1. Select one of these firms (Google, Apple, and Facebook). What has this organization done with its technology and core competencies to help address the pandemic angst among the populace?
2. What do you recommend they and other similar technology-enabled organizations do better?
3. Present an example of an exemplar pandemic message from a company, government agency, or non-profit that has provided sound information to its constituents. What platform and related web tools did they use to effect such messaging?

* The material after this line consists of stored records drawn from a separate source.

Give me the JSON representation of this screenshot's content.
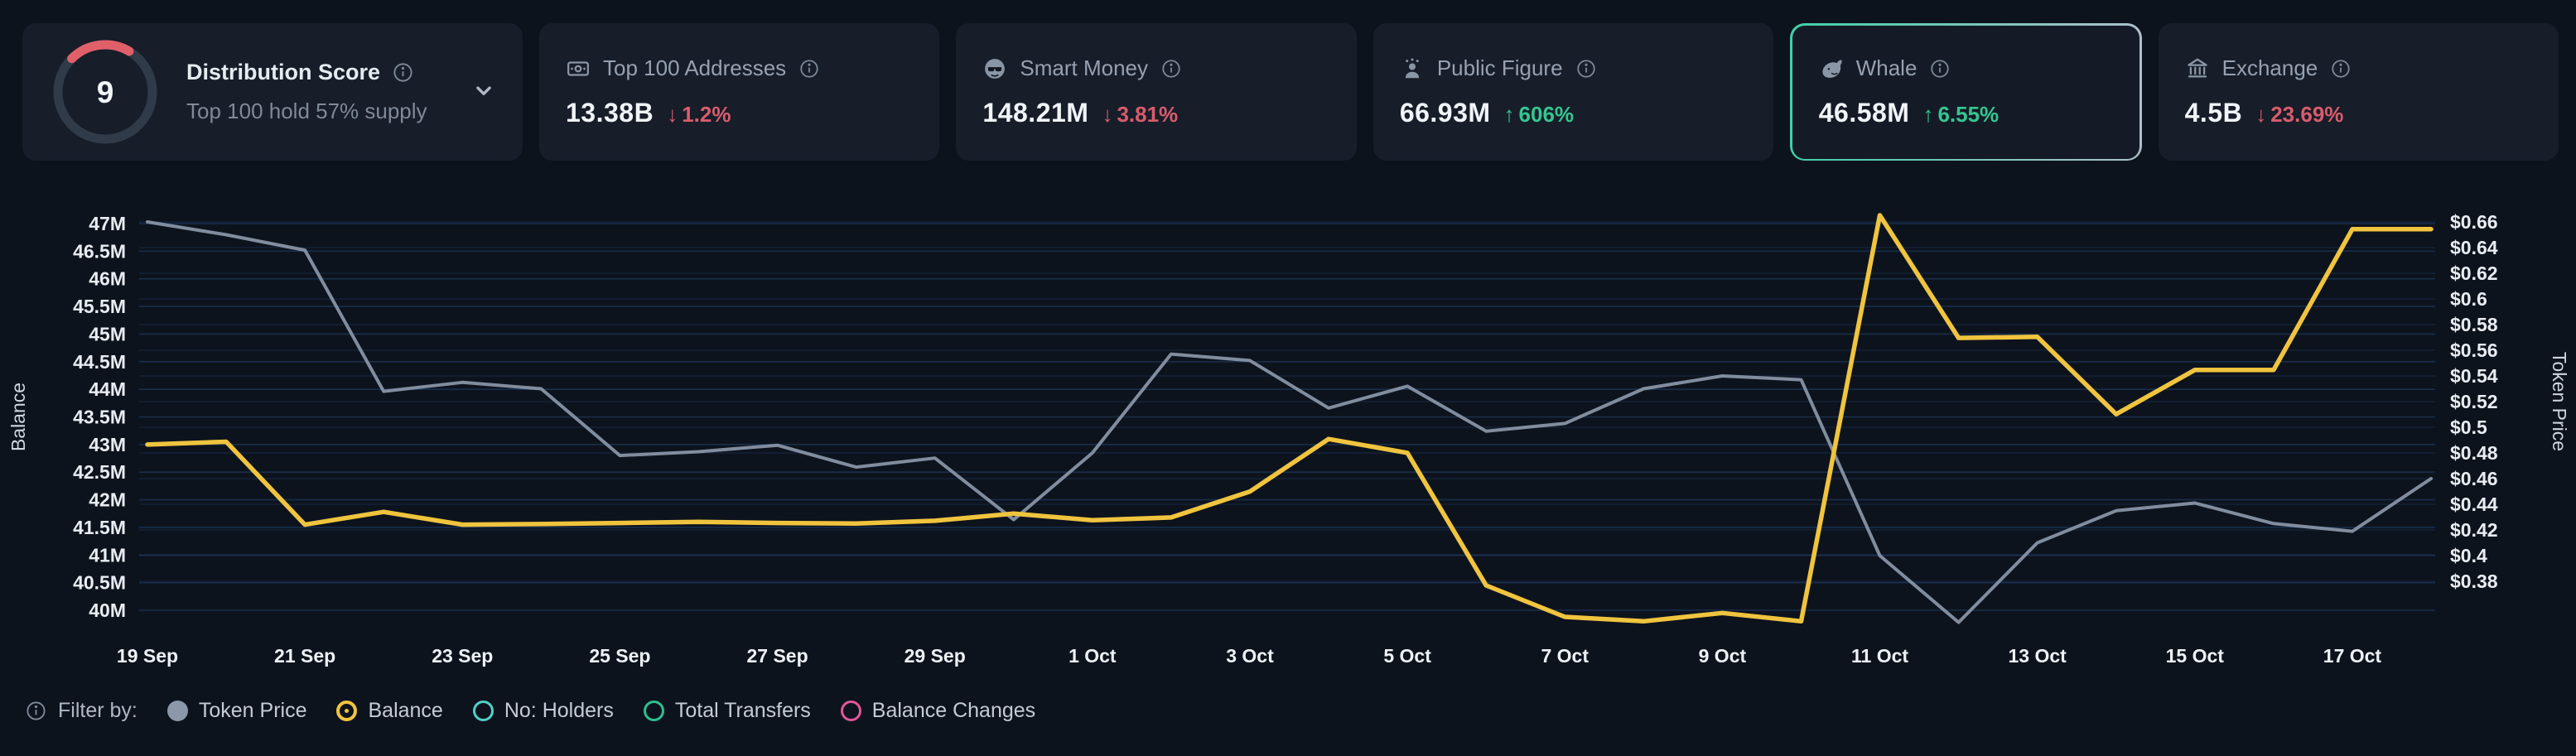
{
  "colors": {
    "background": "#0d131d",
    "card": "#171d29",
    "balance_line": "#f0c43e",
    "price_line": "#8b98a9",
    "up": "#35c690",
    "down": "#d95c6c",
    "selected_border": "#3fd0a8",
    "grid": "#24497a",
    "gauge_arc": "#e0606a"
  },
  "cards": {
    "distribution": {
      "score": "9",
      "title": "Distribution Score",
      "subtitle": "Top 100 hold 57% supply"
    },
    "stats": [
      {
        "id": "top-100-addresses",
        "title": "Top 100 Addresses",
        "value": "13.38B",
        "arrow": "↓",
        "change": "1.2%",
        "direction": "down",
        "selected": false
      },
      {
        "id": "smart-money",
        "title": "Smart Money",
        "value": "148.21M",
        "arrow": "↓",
        "change": "3.81%",
        "direction": "down",
        "selected": false
      },
      {
        "id": "public-figure",
        "title": "Public Figure",
        "value": "66.93M",
        "arrow": "↑",
        "change": "606%",
        "direction": "up",
        "selected": false
      },
      {
        "id": "whale",
        "title": "Whale",
        "value": "46.58M",
        "arrow": "↑",
        "change": "6.55%",
        "direction": "up",
        "selected": true
      },
      {
        "id": "exchange",
        "title": "Exchange",
        "value": "4.5B",
        "arrow": "↓",
        "change": "23.69%",
        "direction": "down",
        "selected": false
      }
    ]
  },
  "chart_data": {
    "type": "line",
    "x_dates": [
      "19 Sep",
      "20 Sep",
      "21 Sep",
      "22 Sep",
      "23 Sep",
      "24 Sep",
      "25 Sep",
      "26 Sep",
      "27 Sep",
      "28 Sep",
      "29 Sep",
      "30 Sep",
      "1 Oct",
      "2 Oct",
      "3 Oct",
      "4 Oct",
      "5 Oct",
      "6 Oct",
      "7 Oct",
      "8 Oct",
      "9 Oct",
      "10 Oct",
      "11 Oct",
      "12 Oct",
      "13 Oct",
      "14 Oct",
      "15 Oct",
      "16 Oct",
      "17 Oct",
      "18 Oct"
    ],
    "x_tick_labels": [
      "19 Sep",
      "21 Sep",
      "23 Sep",
      "25 Sep",
      "27 Sep",
      "29 Sep",
      "1 Oct",
      "3 Oct",
      "5 Oct",
      "7 Oct",
      "9 Oct",
      "11 Oct",
      "13 Oct",
      "15 Oct",
      "17 Oct"
    ],
    "x_tick_every": 2,
    "left_axis": {
      "label": "Balance",
      "unit": "M",
      "max": 47,
      "min": 40,
      "step": 0.5,
      "ticks": [
        "47M",
        "46.5M",
        "46M",
        "45.5M",
        "45M",
        "44.5M",
        "44M",
        "43.5M",
        "43M",
        "42.5M",
        "42M",
        "41.5M",
        "41M",
        "40.5M",
        "40M"
      ]
    },
    "right_axis": {
      "label": "Token Price",
      "unit": "$",
      "max": 0.66,
      "min": 0.38,
      "step": 0.02,
      "ticks": [
        "$0.66",
        "$0.64",
        "$0.62",
        "$0.6",
        "$0.58",
        "$0.56",
        "$0.54",
        "$0.52",
        "$0.5",
        "$0.48",
        "$0.46",
        "$0.44",
        "$0.42",
        "$0.4",
        "$0.38"
      ]
    },
    "grid": true,
    "legend_position": "bottom",
    "series": [
      {
        "name": "Token Price",
        "axis": "right",
        "color": "#8b98a9",
        "values": [
          0.66,
          0.65,
          0.638,
          0.528,
          0.535,
          0.53,
          0.478,
          0.481,
          0.486,
          0.469,
          0.476,
          0.428,
          0.48,
          0.557,
          0.552,
          0.515,
          0.532,
          0.497,
          0.503,
          0.53,
          0.54,
          0.537,
          0.4,
          0.348,
          0.41,
          0.435,
          0.441,
          0.425,
          0.419,
          0.46
        ]
      },
      {
        "name": "Balance",
        "axis": "left",
        "color": "#f0c43e",
        "values": [
          43.0,
          43.05,
          41.55,
          41.78,
          41.55,
          41.56,
          41.58,
          41.6,
          41.58,
          41.57,
          41.62,
          41.75,
          41.63,
          41.68,
          42.15,
          43.1,
          42.85,
          40.45,
          39.88,
          39.8,
          39.95,
          39.8,
          47.15,
          44.93,
          44.95,
          43.55,
          44.35,
          44.35,
          46.9,
          46.9
        ]
      }
    ]
  },
  "filter_bar": {
    "label": "Filter by:",
    "items": [
      {
        "label": "Token Price",
        "color": "#8b98a9",
        "style": "filled"
      },
      {
        "label": "Balance",
        "color": "#f0c43e",
        "style": "selected"
      },
      {
        "label": "No: Holders",
        "color": "#4fd1c5",
        "style": "ring"
      },
      {
        "label": "Total Transfers",
        "color": "#2fbe8f",
        "style": "ring"
      },
      {
        "label": "Balance Changes",
        "color": "#e0569a",
        "style": "ring"
      }
    ]
  }
}
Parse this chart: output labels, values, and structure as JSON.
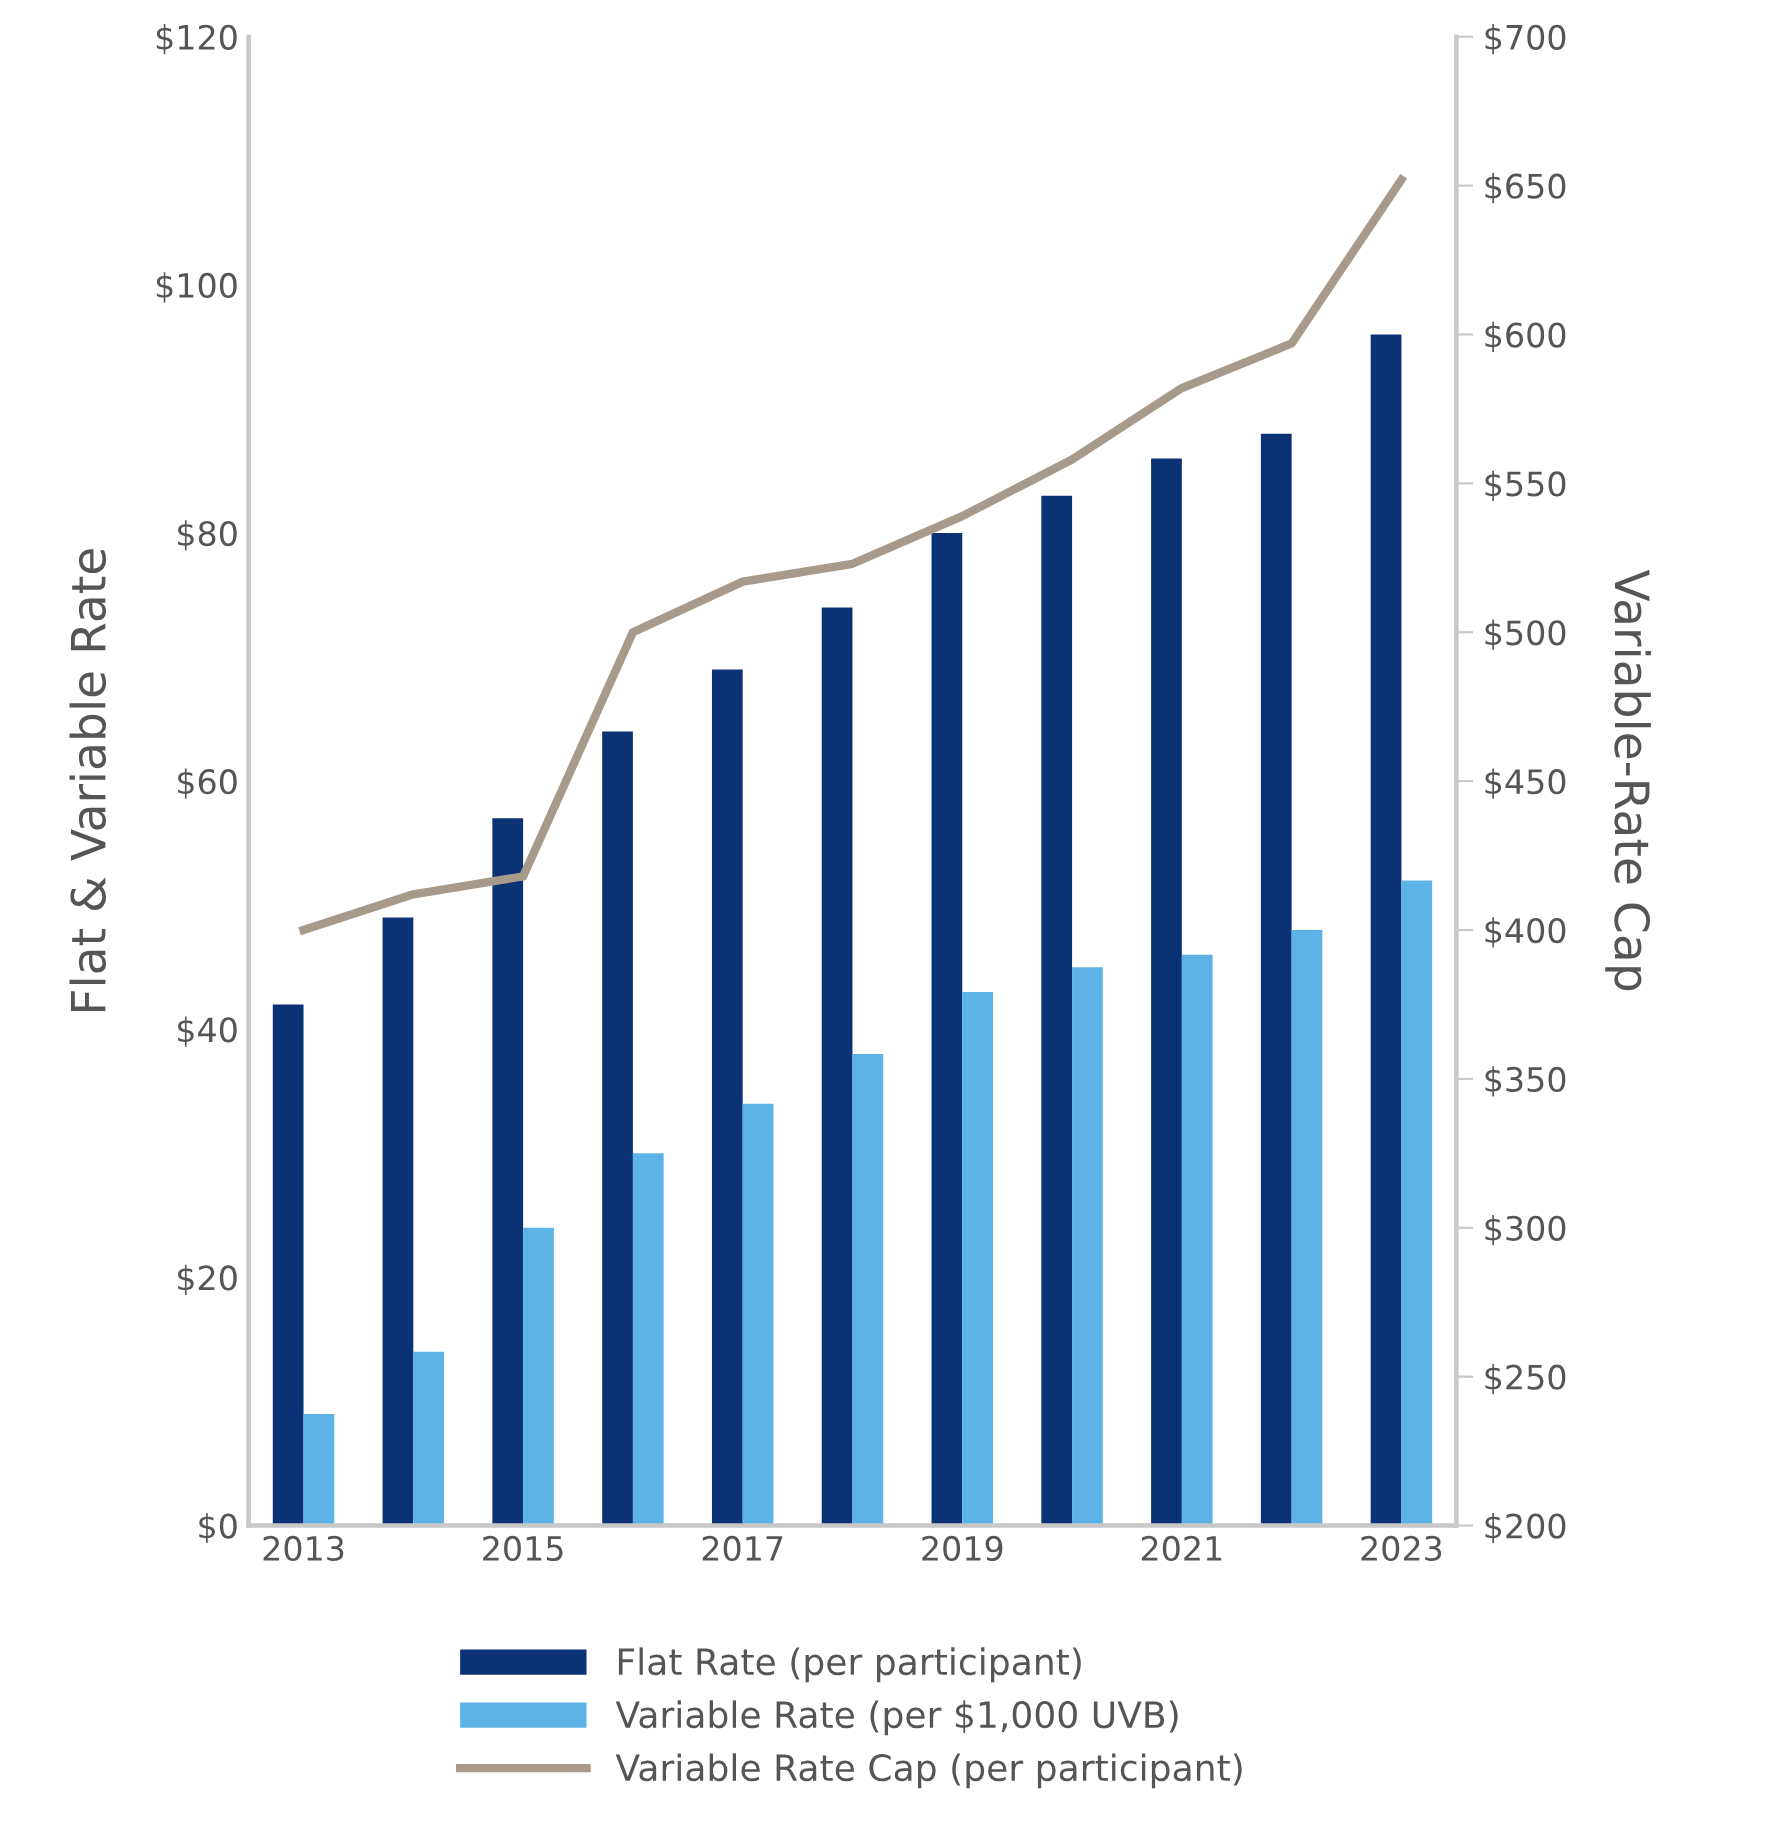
{
  "chart_data": {
    "type": "bar",
    "categories": [
      "2013",
      null,
      "2015",
      null,
      "2017",
      null,
      "2019",
      null,
      "2021",
      null,
      "2023"
    ],
    "ylabel": "Flat & Variable Rate",
    "y2label": "Variable-Rate Cap",
    "ylim": [
      0,
      120
    ],
    "yticks": [
      {
        "value": 0,
        "label": "$0"
      },
      {
        "value": 20,
        "label": "$20"
      },
      {
        "value": 40,
        "label": "$40"
      },
      {
        "value": 60,
        "label": "$60"
      },
      {
        "value": 80,
        "label": "$80"
      },
      {
        "value": 100,
        "label": "$100"
      },
      {
        "value": 120,
        "label": "$120"
      }
    ],
    "y2lim": [
      200,
      700
    ],
    "y2ticks": [
      {
        "value": 200,
        "label": "$200"
      },
      {
        "value": 250,
        "label": "$250"
      },
      {
        "value": 300,
        "label": "$300"
      },
      {
        "value": 350,
        "label": "$350"
      },
      {
        "value": 400,
        "label": "$400"
      },
      {
        "value": 450,
        "label": "$450"
      },
      {
        "value": 500,
        "label": "$500"
      },
      {
        "value": 550,
        "label": "$550"
      },
      {
        "value": 600,
        "label": "$600"
      },
      {
        "value": 650,
        "label": "$650"
      },
      {
        "value": 700,
        "label": "$700"
      }
    ],
    "legend": "bottom",
    "grid": false,
    "series": [
      {
        "name": "Flat Rate (per participant)",
        "color": "#0b3275",
        "values": [
          42,
          49,
          57,
          64,
          69,
          74,
          80,
          83,
          86,
          88,
          96
        ]
      },
      {
        "name": "Variable Rate (per $1,000 UVB)",
        "color": "#5db3e6",
        "values": [
          9,
          14,
          24,
          30,
          34,
          38,
          43,
          45,
          46,
          48,
          52
        ]
      },
      {
        "name": "Variable Rate Cap (per participant)",
        "color": "#a89a8a",
        "type": "line",
        "axis": "y2",
        "values": [
          400,
          412,
          418,
          500,
          517,
          523,
          539,
          558,
          582,
          597,
          652
        ]
      }
    ]
  }
}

Delivering a high-quality product at a reasonable price is not enough anymore.
That’s why we have developed 5 beneficial guarantees that will make your experience with our service enjoyable, easy, and safe.
You have to be 100% sure of the quality of your product to give a money-back guarantee. This describes us perfectly. Make sure that this guarantee is totally transparent.
Read moreEach paper is composed from scratch, according to your instructions. It is then checked by our plagiarism-detection software. There is no gap where plagiarism could squeeze in.
Read moreThanks to our free revisions, there is no way for you to be unsatisfied. We will work on your paper until you are completely happy with the result.
Read moreYour email is safe, as we store it according to international data protection rules. Your bank details are secure, as we use only reliable payment systems.
Read moreBy sending us your money, you buy the service we provide. Check out our terms and conditions if you prefer business talks to be laid out in official language.